I conceived of my project from Edward Ayer’s Valley of the Shadow online repository. This archive, an early 1990’s foray into what would become the discipline of the Digital Humanities, contains an array of digitized source materials. Ayers incorporates sources from maps and GIS data to letters and newspapers. The archive focuses on the ante-and-post bellum periods in two towns in the Shenandoah Valley: Franklin County, PA and Augusta County, VA.
In particular, I’ve chosen to work with the archives of seven Civil War newspapers. These newspapers run from various intervals from to 1857-1870. Four are based in Franklin, PA, three in Augusta, VA. They represent a variety of political positions from Republican to Democratic.
These newspapers have several benefits that led me to use them specifically. The papers are relatively consistently published (usually weekly), have clearer politics ties, and are more easily accessible in tabulated form. However, their form also has drawbacks. Most importantly, the newspapers have already been curated. Only certain ‘important’ passages have been transcribed by the historians working on Ayers’ project. Most of the main text entries in the original newspapers—such as weddings and obituaries—have been omitted or summarized.

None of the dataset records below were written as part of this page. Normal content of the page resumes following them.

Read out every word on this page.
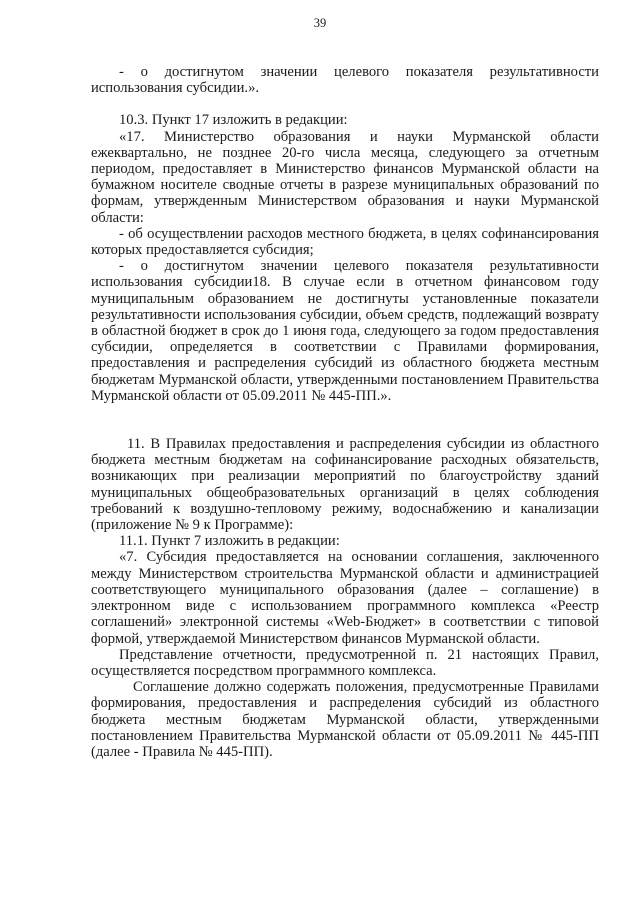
39

- о достигнутом значении целевого показателя результативности использования субсидии.».

10.3. Пункт 17 изложить в редакции:

«17. Министерство образования и науки Мурманской области ежеквартально, не позднее 20-го числа месяца, следующего за отчетным периодом, предоставляет в Министерство финансов Мурманской области на бумажном носителе сводные отчеты в разрезе муниципальных образований по формам, утвержденным Министерством образования и науки Мурманской области:

- об осуществлении расходов местного бюджета, в целях софинансирования которых предоставляется субсидия;

- о достигнутом значении целевого показателя результативности использования субсидии18. В случае если в отчетном финансовом году муниципальным образованием не достигнуты установленные показатели результативности использования субсидии, объем средств, подлежащий возврату в областной бюджет в срок до 1 июня года, следующего за годом предоставления субсидии, определяется в соответствии с Правилами формирования, предоставления и распределения субсидий из областного бюджета местным бюджетам Мурманской области, утвержденными постановлением Правительства Мурманской области от 05.09.2011 № 445-ПП.».

11. В Правилах предоставления и распределения субсидии из областного бюджета местным бюджетам на софинансирование расходных обязательств, возникающих при реализации мероприятий по благоустройству зданий муниципальных общеобразовательных организаций в целях соблюдения требований к воздушно-тепловому режиму, водоснабжению и канализации (приложение № 9 к Программе):

11.1. Пункт 7 изложить в редакции:

«7. Субсидия предоставляется на основании соглашения, заключенного между Министерством строительства Мурманской области и администрацией соответствующего муниципального образования (далее – соглашение) в электронном виде с использованием программного комплекса «Реестр соглашений» электронной системы «Web-Бюджет» в соответствии с типовой формой, утверждаемой Министерством финансов Мурманской области.

Представление отчетности, предусмотренной п. 21 настоящих Правил, осуществляется посредством программного комплекса.

Соглашение должно содержать положения, предусмотренные Правилами формирования, предоставления и распределения субсидий из областного бюджета местным бюджетам Мурманской области, утвержденными постановлением Правительства Мурманской области от 05.09.2011 № 445-ПП (далее - Правила № 445-ПП).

In order to do any analysis, I had to collect the data. I used a technique called web-scraping to access and store each week’s worth of newspaper text. In this post, I’ll outline the specific coding practices I used. At the end of the post, I’ll discuss the importance of some of my decisions and their relation to the rest of my work.
Throughout, I use the Rvest library to access and parse HTML. The basic process is to access each individual paper’s categorization by date, access the hypertext references (hrefs) on each page, and collect the words on those pages. The output is a dataframe with four columns: text, URL, paper, and date. I began by importing the relevant libraries. I used rvest to scrape, stringr to do string manipulations, and dplyr to pipe data.
For a more technical description of the web-scraping loops, please see the code repository.
library(rvest)
library(dplyr)
library(readr)
library(stringr)
The first step is to assign variables that contain the paper-specific URL. Luckily, the URL varies in a predictable way: the base URL plus the paper designation—usually a very accessible shortening of the name, e.g. VV for Valley Virginian—brings the web-scraping application to the right spot.
papers_chr <- c('vv','rv','ss','fr','sd','vr','vs')
for ( i in papers_chr){
# copy the main/stem URL
base <- 'http://valley.lib.virginia.edu/news-calendar/?paper='
# create a character string that is the base URL + the two letter paper designation
# we have to manually set 'sd' to a variable because assign seems to recognize 'sd'
# as the base standard deviation function
if (i == 'sd'){
sd <-'http://valley.lib.virginia.edu/news-calendar/?paper=sd'
}else{
var_input <- paste(base,i,sep='')
# assign the paper-name string (e.g. 'vv') to a variable in the global environment
assign(i,var_input,inherits=TRUE)}
}
# create a vector of the variables that represent the base URL + two character paper designation
papers <- c(vv,rv,ss,fr,sd,vr,vs)
Notice that creating functions– instead of copy-and-pasting, or even vectorizing the action– creates clean, reproducible, and flexible code.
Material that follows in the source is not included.